Oh, I'm aware that our bodies are quite adaptable. I think we may have discussed something similar, possibly in a PM conversation at one point, but for one thing I know that in some kinds of martial arts - from what I know, at the very least certain styles of kung fu - the artist would actually train its bones by hitting hard objects, as the repeated damage to the bones caused them to harden to a much higher degree than bones usually would. Aside from that, I can think of a number of other examples... Like how people who live in sterile environments tend to be more susceptible to illnesses, or that humans were much more self-cleaning or dirt-defiant, however you want to put it, before they started bathing regularly. (Random fact: One reason a lot of other cultures thought the Vikings an odd bunch in their heyday was that while the parts of the world they usually interacted with thought little of hygiene, the Vikings were actually quite keen on cleanliness. Even back then the Vikings were known to habitually bathe once a week, and to wash their hands and faces every day. They would also wash, comb and braid their hair and beards. Another random fact: although the Viking culture was mostly patriarchal, women were actually held in very high regard and respected just as much as men, and usually enjoyed considerably greater freedom than in the rest of Europe. Though there were cases of female Viking warriors (shieldmaidens), they were also in charge of the finances of their family, and could actually end up rather rich and powerful in that regard, and were very strictly protected from unwanted attention from men; just kissing a woman who did not agree to such a thing was punishable by law. Not only that, but while infidelity was unacceptable for Viking men, if a woman partook in it and ended up pregnant, her husband was expected to unconditionally accept the child as his own, whereas the actual father had no right to it. Eh... that was a lot of random.)
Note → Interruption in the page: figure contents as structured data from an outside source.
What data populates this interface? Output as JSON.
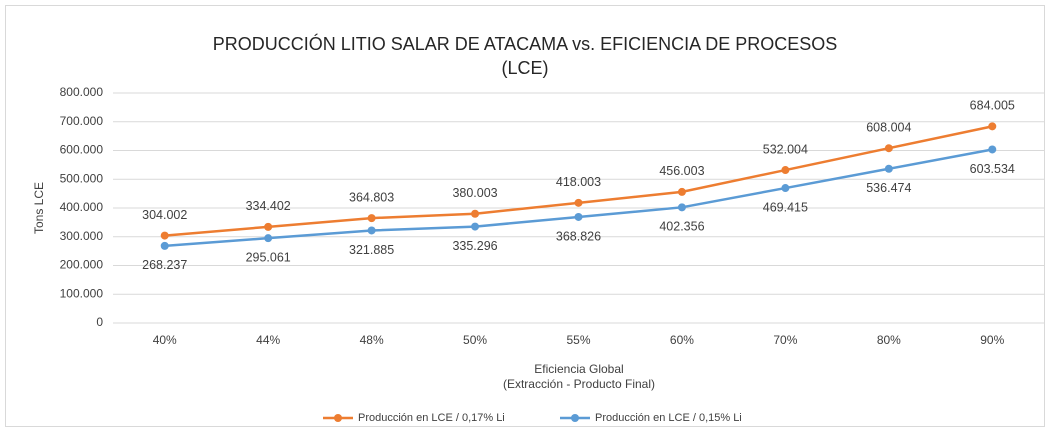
{
  "chart_data": {
    "type": "line",
    "title": [
      "PRODUCCIÓN LITIO SALAR DE ATACAMA vs. EFICIENCIA DE PROCESOS",
      "(LCE)"
    ],
    "y_label": "Tons LCE",
    "x_label": [
      "Eficiencia Global",
      "(Extracción - Producto Final)"
    ],
    "categories": [
      "40%",
      "44%",
      "48%",
      "50%",
      "55%",
      "60%",
      "70%",
      "80%",
      "90%"
    ],
    "series": [
      {
        "name": "Producción en LCE / 0,17% Li",
        "color": "#ed7d31",
        "values": [
          304002,
          334402,
          364803,
          380003,
          418003,
          456003,
          532004,
          608004,
          684005
        ],
        "value_labels": [
          "304.002",
          "334.402",
          "364.803",
          "380.003",
          "418.003",
          "456.003",
          "532.004",
          "608.004",
          "684.005"
        ]
      },
      {
        "name": "Producción en LCE / 0,15% Li",
        "color": "#5b9bd5",
        "values": [
          268237,
          295061,
          321885,
          335296,
          368826,
          402356,
          469415,
          536474,
          603534
        ],
        "value_labels": [
          "268.237",
          "295.061",
          "321.885",
          "335.296",
          "368.826",
          "402.356",
          "469.415",
          "536.474",
          "603.534"
        ]
      }
    ],
    "ylim": [
      0,
      800000
    ],
    "yticks": [
      0,
      {
        "value": 100000,
        "label": "100.000"
      },
      {
        "value": 200000,
        "label": "200.000"
      },
      {
        "value": 300000,
        "label": "300.000"
      },
      {
        "value": 400000,
        "label": "400.000"
      },
      {
        "value": 500000,
        "label": "500.000"
      },
      {
        "value": 600000,
        "label": "600.000"
      },
      {
        "value": 700000,
        "label": "700.000"
      },
      {
        "value": 800000,
        "label": "800.000"
      }
    ],
    "grid": true,
    "legend": "bottom"
  }
}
Anyway, yeah, organisms are adaptable.
Eh, okay, I corrected the mention of that term in the entries (though I wonder why no one told me until now; I must have written that dozens of times, just in my time on RPG), and the placements you came up with sound like they would work.
And yeah, the degradation of ones with the disorder is a result of constantly going slightly below full capacity to avoid going over it, which bears the same results as draining oneself much more on rarer occasions. (It reminds me of a novel by Dean R. Koontz, in which the main character has xeroderma pigmentosum, which is a condition that - at worst - renders the body incapable of repairing the damage to DNA by ultraviolet light. The main character basically has to take great measures just to avoid bright artificial light and, obviously, sunlight, and lives mainly in star-, moon- or candlelit darkness. The consequences of neglecting to be cautious about light, the character described, were accumulative in the sense that several seconds of bright artificial light every day of a month was as dangerous to him as spending a suicidal minute in direct sunlight. Anyway, it's the same kind of principle with this: the effect is accumulative.)